Statistically speaking, the system has been arguably successful, as the birth rate in India has fallen to 2.5 children per woman, only slightly higher than the US average of 2.1. However it would be unfair to attribute this drop entirely to the sterilisation programme. Aside from any potential benefits, the tragic deaths at Chhattisgarh and countless others throughout the country have proven that sterilisation is simply an impractical method of birth control in the rural settings where they are most commonly performed. Sterilisation centres have been described as shockingly unsanitary, with women reporting being treated like “cattle”. Conditions are difficult for the government to monitor as they often outsource the work to private clinics, on whom they then impose extreme quotas that encourage healthcare providers to cut corners, leading to surgeons performing up to 80 operations a day (as was the case in Chhattisgarh). This also leads to health workers inventing new ways of coercing women into sterilisation to meet targets, including one particularly shocking case of a health centre offering guns in exchange for operations.

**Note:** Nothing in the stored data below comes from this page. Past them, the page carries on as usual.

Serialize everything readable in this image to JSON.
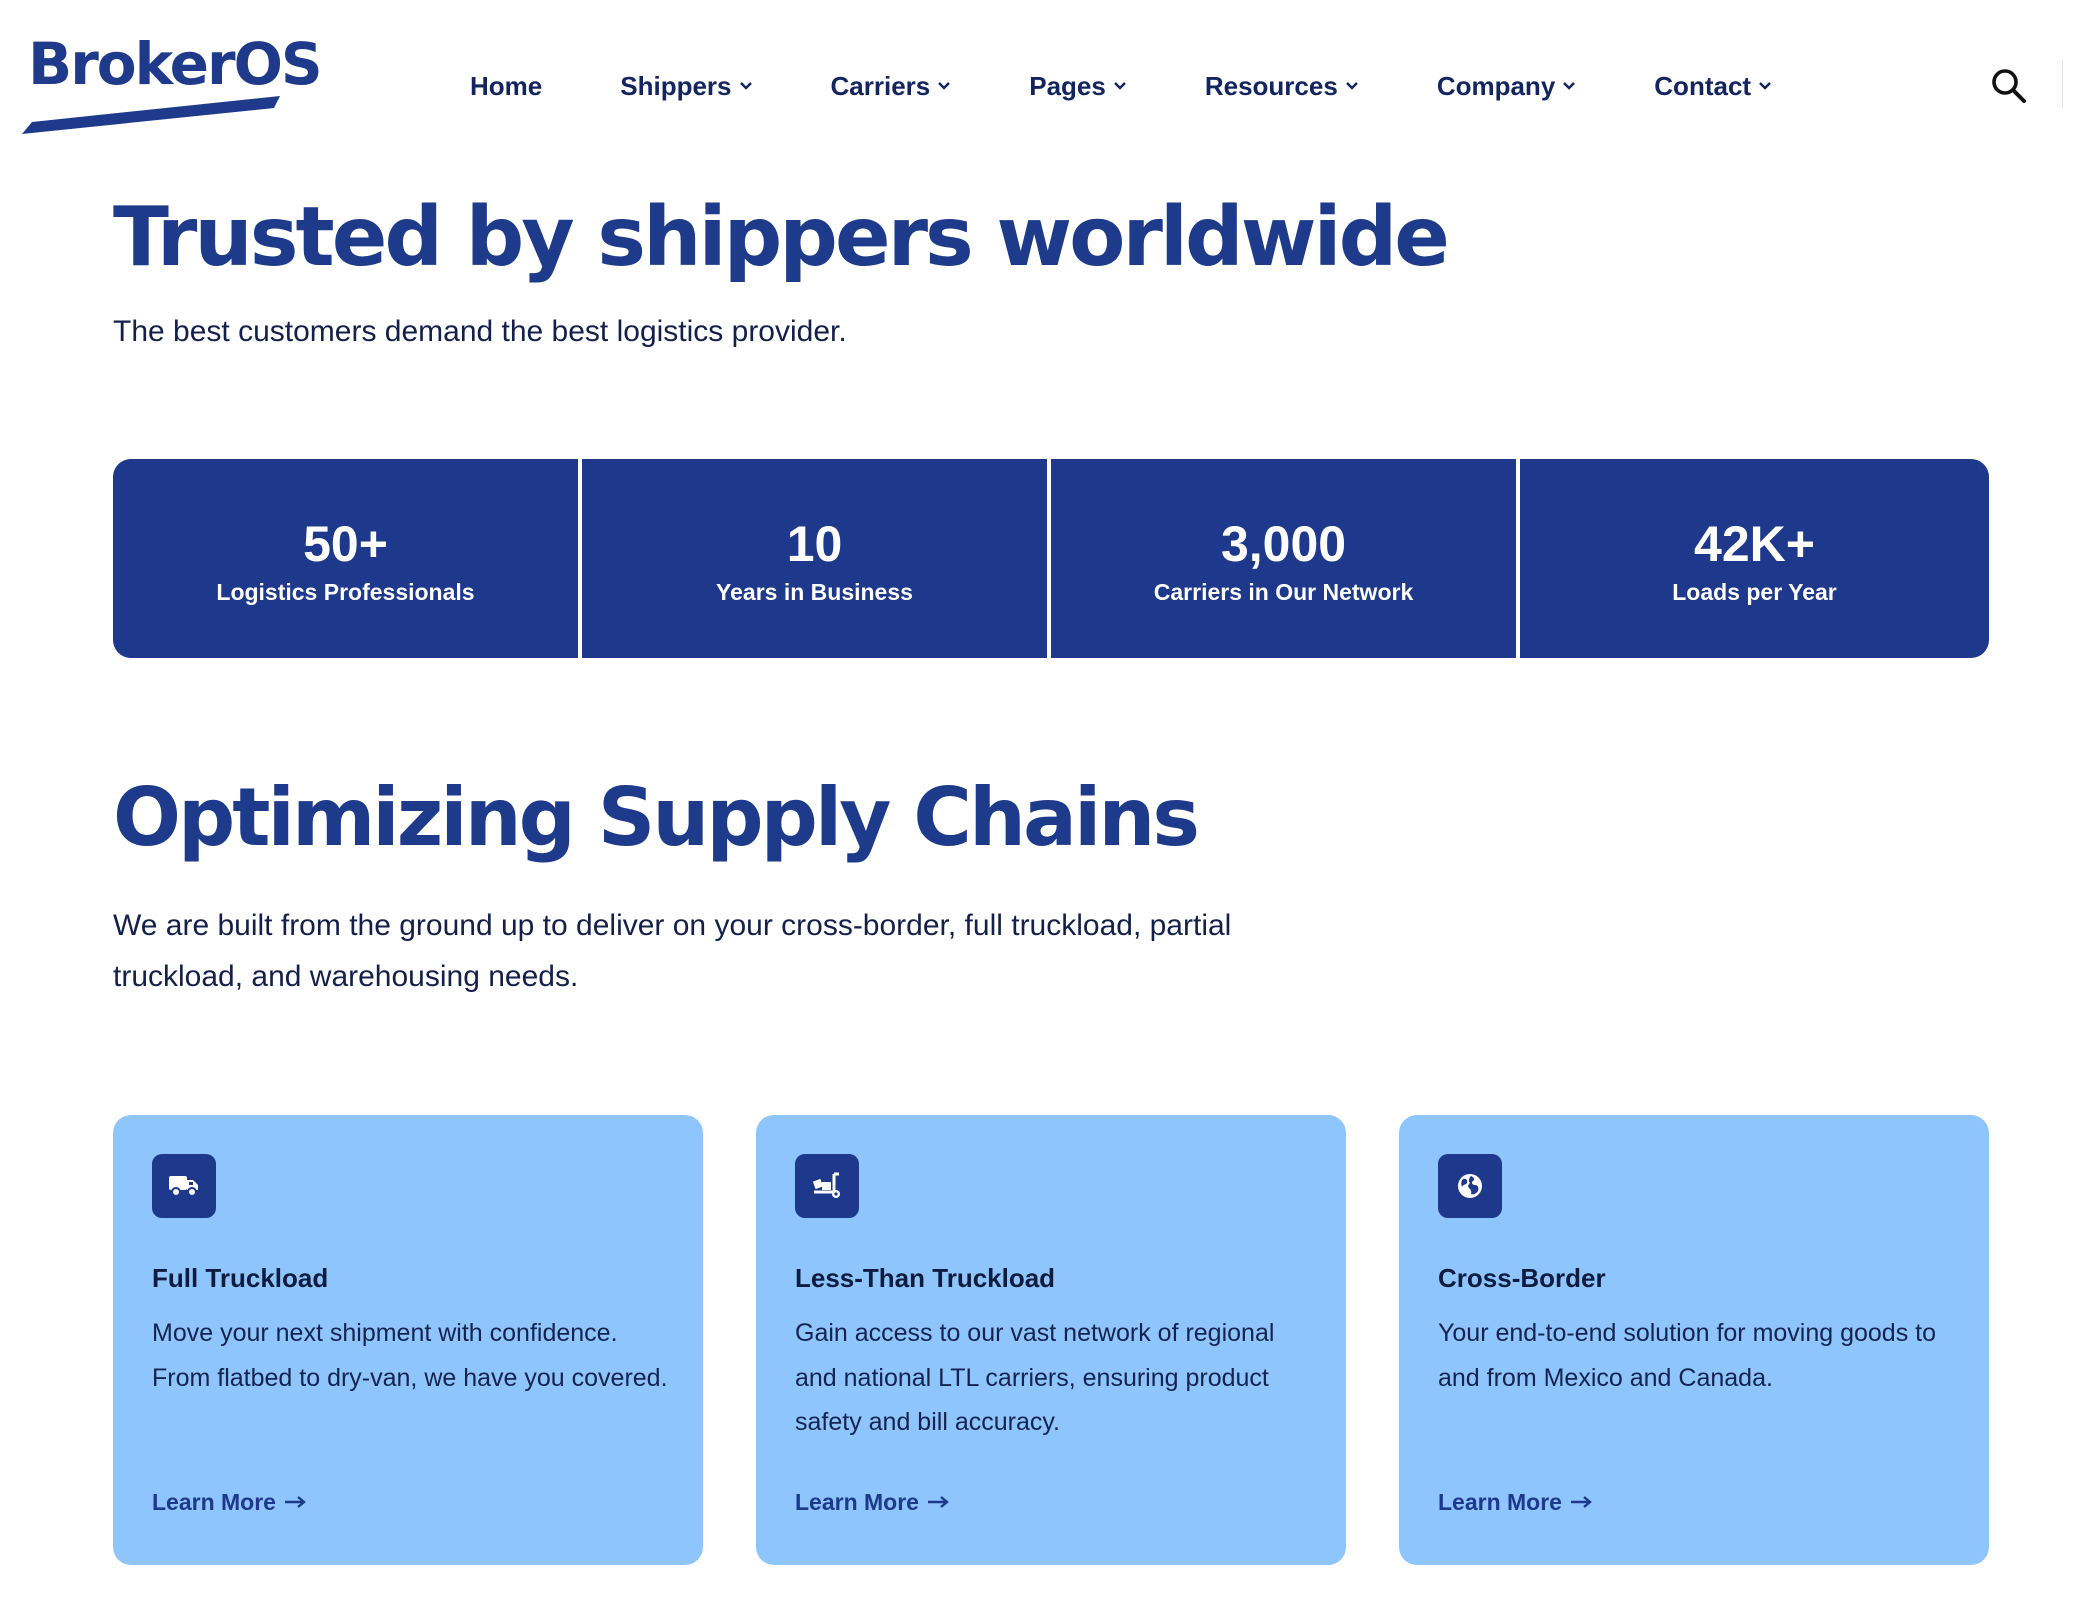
{
  "brand": {
    "logo_text": "BrokerOS",
    "primary_color": "#1e388b",
    "card_color": "#8ec5fd"
  },
  "nav": {
    "items": [
      {
        "label": "Home",
        "has_dropdown": false
      },
      {
        "label": "Shippers",
        "has_dropdown": true
      },
      {
        "label": "Carriers",
        "has_dropdown": true
      },
      {
        "label": "Pages",
        "has_dropdown": true
      },
      {
        "label": "Resources",
        "has_dropdown": true
      },
      {
        "label": "Company",
        "has_dropdown": true
      },
      {
        "label": "Contact",
        "has_dropdown": true
      }
    ],
    "search_icon": "search-icon"
  },
  "hero": {
    "title": "Trusted by shippers worldwide",
    "subtitle": "The best customers demand the best logistics provider."
  },
  "stats": [
    {
      "value": "50+",
      "label": "Logistics Professionals"
    },
    {
      "value": "10",
      "label": "Years in Business"
    },
    {
      "value": "3,000",
      "label": "Carriers in Our Network"
    },
    {
      "value": "42K+",
      "label": "Loads per Year"
    }
  ],
  "section": {
    "title": "Optimizing Supply Chains",
    "description": "We are built from the ground up to deliver on your cross-border, full truckload, partial truckload, and warehousing needs."
  },
  "cards": [
    {
      "icon": "truck-icon",
      "title": "Full Truckload",
      "description": "Move your next shipment with confidence. From flatbed to dry-van, we have you covered.",
      "link_label": "Learn More"
    },
    {
      "icon": "dolly-icon",
      "title": "Less-Than Truckload",
      "description": "Gain access to our vast network of regional and national LTL carriers, ensuring product safety and bill accuracy.",
      "link_label": "Learn More"
    },
    {
      "icon": "globe-icon",
      "title": "Cross-Border",
      "description": "Your end-to-end solution for moving goods to and from Mexico and Canada.",
      "link_label": "Learn More"
    }
  ]
}
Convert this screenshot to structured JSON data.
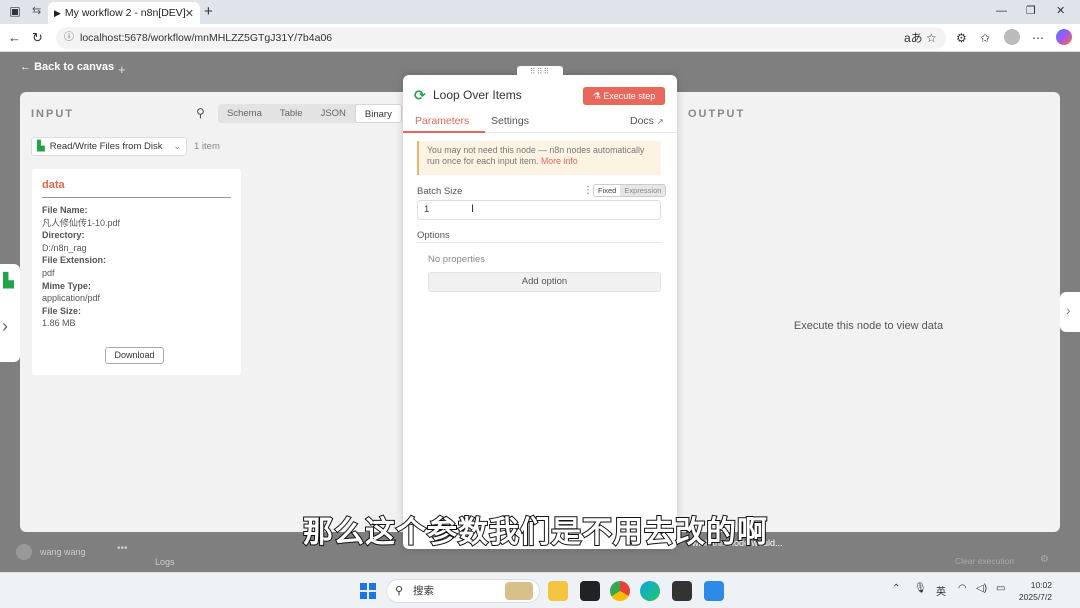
{
  "browser": {
    "tab_title": "My workflow 2 - n8n[DEV]",
    "tab_close": "✕",
    "new_tab": "+",
    "url": "localhost:5678/workflow/mnMHLZZ5GTgJ31Y/7b4a06"
  },
  "app": {
    "back_label": "Back to canvas"
  },
  "input": {
    "label": "INPUT",
    "view_tabs": [
      "Schema",
      "Table",
      "JSON",
      "Binary"
    ],
    "active_tab": "Binary",
    "node_selector": "Read/Write Files from Disk",
    "item_count": "1 item",
    "card": {
      "title": "data",
      "fields": [
        {
          "key": "File Name:",
          "value": "凡人修仙传1-10.pdf"
        },
        {
          "key": "Directory:",
          "value": "D:/n8n_rag"
        },
        {
          "key": "File Extension:",
          "value": "pdf"
        },
        {
          "key": "Mime Type:",
          "value": "application/pdf"
        },
        {
          "key": "File Size:",
          "value": "1.86 MB"
        }
      ],
      "download_label": "Download"
    }
  },
  "node": {
    "title": "Loop Over Items",
    "execute_label": "Execute step",
    "tabs": {
      "parameters": "Parameters",
      "settings": "Settings",
      "docs": "Docs"
    },
    "notice_text": "You may not need this node — n8n nodes automatically run once for each input item.",
    "notice_link": "More info",
    "batch_size_label": "Batch Size",
    "mode_fixed": "Fixed",
    "mode_expression": "Expression",
    "batch_size_value": "1",
    "options_label": "Options",
    "no_properties": "No properties",
    "add_option_label": "Add option"
  },
  "output": {
    "label": "OUTPUT",
    "empty_message": "Execute this node to view data"
  },
  "footer": {
    "user_name": "wang wang",
    "logs_label": "Logs",
    "feedback": "I wish this node would...",
    "clear_execution": "Clear execution"
  },
  "subtitle": "那么这个参数我们是不用去改的啊",
  "taskbar": {
    "search_placeholder": "搜索",
    "ime": "英",
    "time": "10:02",
    "date": "2025/7/2"
  },
  "colors": {
    "accent": "#e8665a",
    "node_green": "#22a34a"
  }
}
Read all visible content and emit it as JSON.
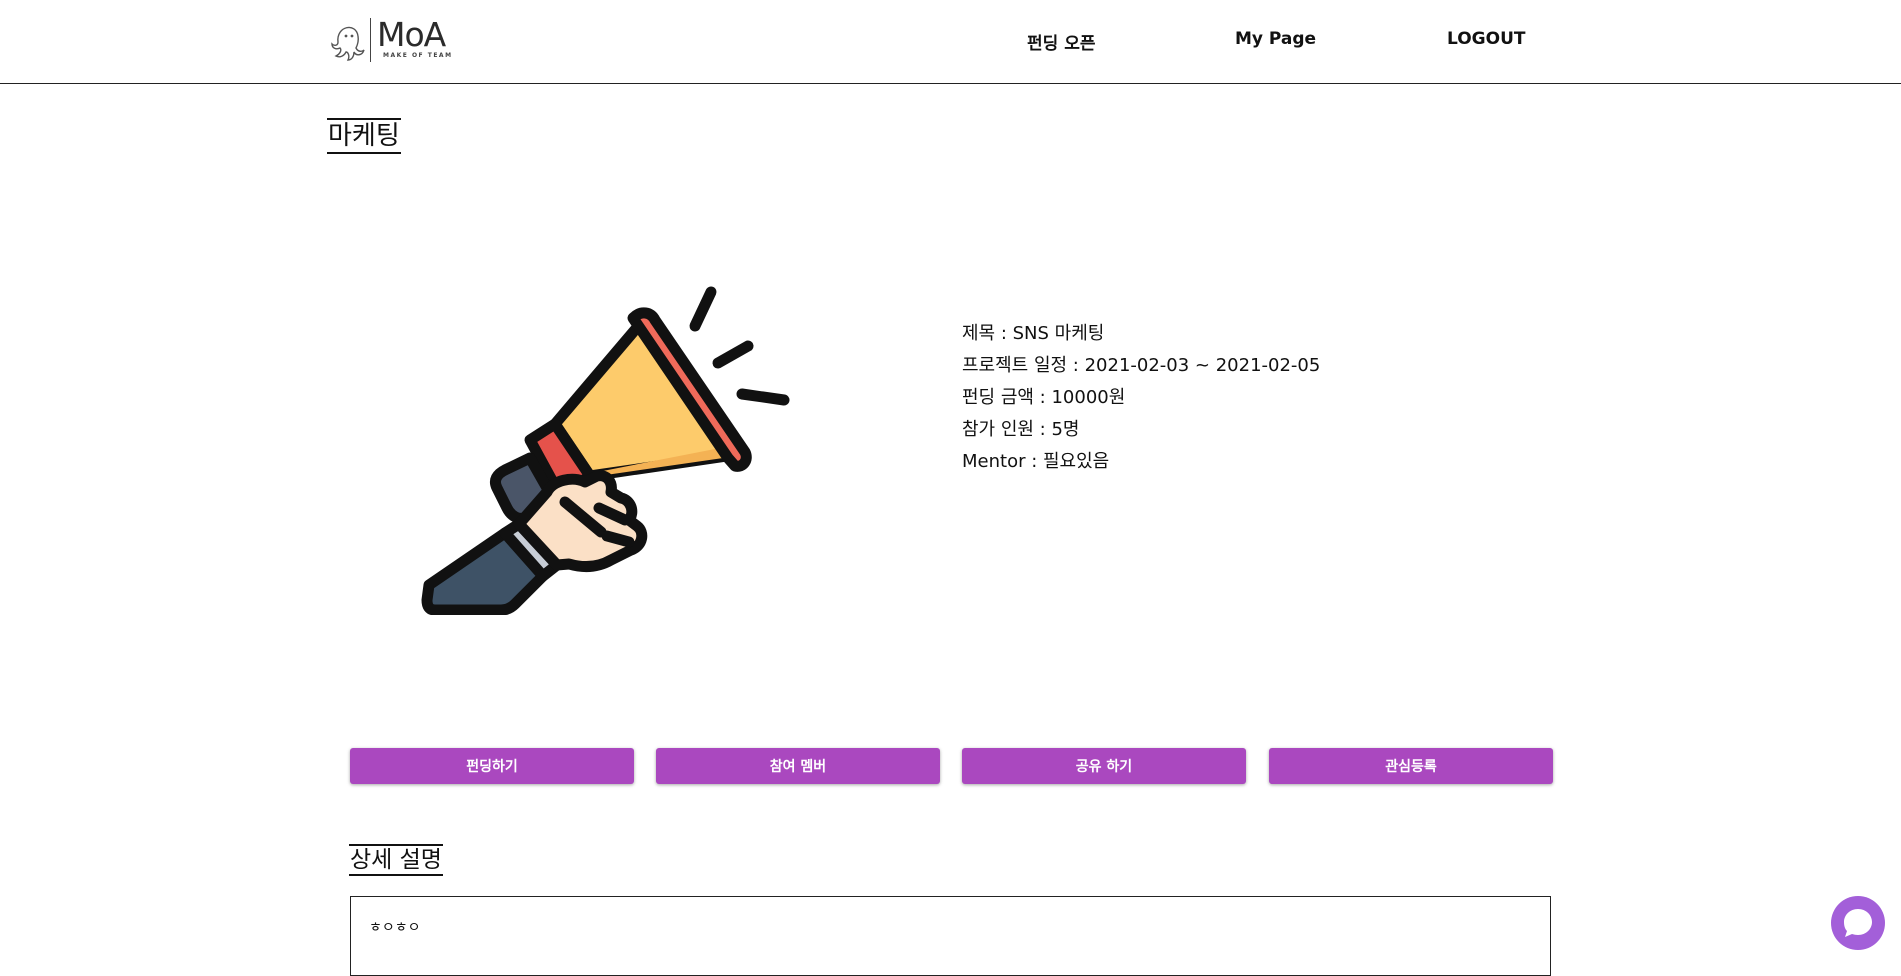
{
  "header": {
    "logo_text": "MoA",
    "logo_sub": "MAKE OF TEAM",
    "nav": [
      {
        "label": "펀딩 오픈"
      },
      {
        "label": "My Page"
      },
      {
        "label": "LOGOUT"
      }
    ]
  },
  "category_title": "마케팅",
  "project": {
    "title_row": "제목 : SNS 마케팅",
    "schedule_row": "프로젝트 일정 : 2021-02-03 ~ 2021-02-05",
    "amount_row": "펀딩 금액 : 10000원",
    "participants_row": "참가 인원 : 5명",
    "mentor_row": "Mentor : 필요있음"
  },
  "actions": [
    {
      "label": "펀딩하기"
    },
    {
      "label": "참여 멤버"
    },
    {
      "label": "공유 하기"
    },
    {
      "label": "관심등록"
    }
  ],
  "detail": {
    "heading": "상세 설명",
    "text": "ㅎㅇㅎㅇ"
  },
  "icons": {
    "logo": "ghost-octopus-logo",
    "illustration": "megaphone-hand-illustration",
    "chat": "chat-bubble-icon"
  },
  "colors": {
    "accent": "#aa48bf",
    "chat": "#a35fd9"
  }
}
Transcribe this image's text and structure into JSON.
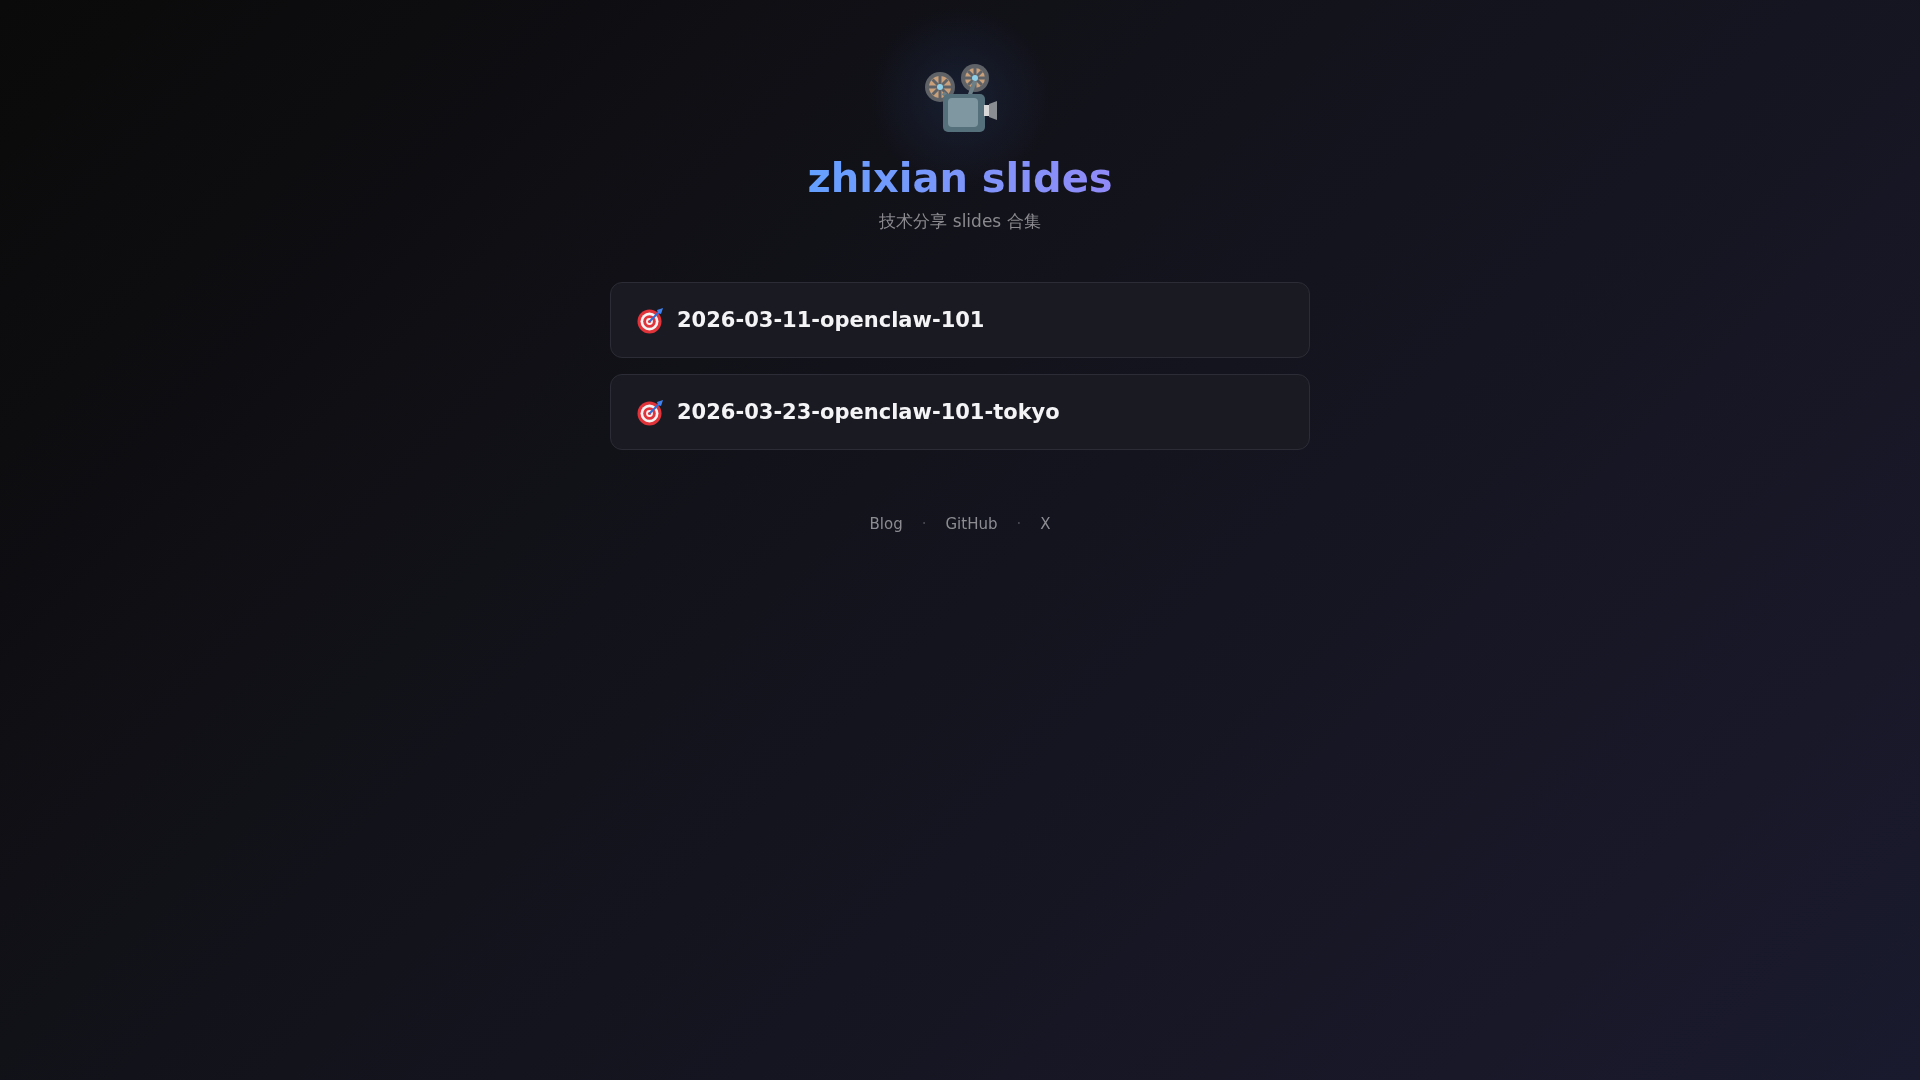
{
  "header": {
    "title": "zhixian slides",
    "subtitle": "技术分享 slides 合集"
  },
  "slides": [
    {
      "title": "2026-03-11-openclaw-101"
    },
    {
      "title": "2026-03-23-openclaw-101-tokyo"
    }
  ],
  "footer": {
    "items": [
      {
        "kind": "link",
        "text": "Blog"
      },
      {
        "kind": "separator",
        "text": "·"
      },
      {
        "kind": "link",
        "text": "GitHub"
      },
      {
        "kind": "separator",
        "text": "·"
      },
      {
        "kind": "link",
        "text": "X"
      }
    ]
  }
}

For the sake of equality and public health, it is clear that sterilisation is not the answer to India’s population control problems. However, the problem then lies in finding a suitable alternative, particularly one that addresses the gender and socioeconomic discrimination issues. Other forms of contraception have been discouraged in order to promote sterilisation over the last forty years, so it will take time to change attitudes and reduce taboos towards the use of condoms and oral contraceptives. Long-term solutions such as the IUD are not widely available in India, and are often too expensive for those who would opt for an incentive-based sterilisation. There has also been talk of introducing a ‘one-child policy’ similar to that of China’s, but amid fears that it would exacerbate the existing problem of abandonment of female babies caused by the dowry system, it has been abandoned. One positive alternative to previously discouraged methods is the new Sayana Press, a form of injectable hormonal contraceptive that has been trialled in Burkina Faso. The Sayana Press does not require a syringe (which eliminates the risk of re-using needles) and can be administered by any health worker, although there are plans to develop it so that women can do it themselves. Protection lasts for up to three months, and the injection itself only costs around a dollar to produce.
If India is to effectively curb its population growth in a positive way, it must abandon its incentive-based sterilisation programme and instead focus on the education and empowerment of poor women in rural areas. The prejudiced rhetoric must be discarded in favour of a more positive outlook, and instead of imposing government sterilisations on women, they must be encouraged to make an informed choice on family planning. Education has already successfully lowered population levels: in the state of Kerala, which has recently seen a huge rise in literacy rates, the average birth rate has fallen to 1.7 children per woman. This could be possible for the nation as a whole. India’s family planning policy needs reform, before it causes any further tragedies.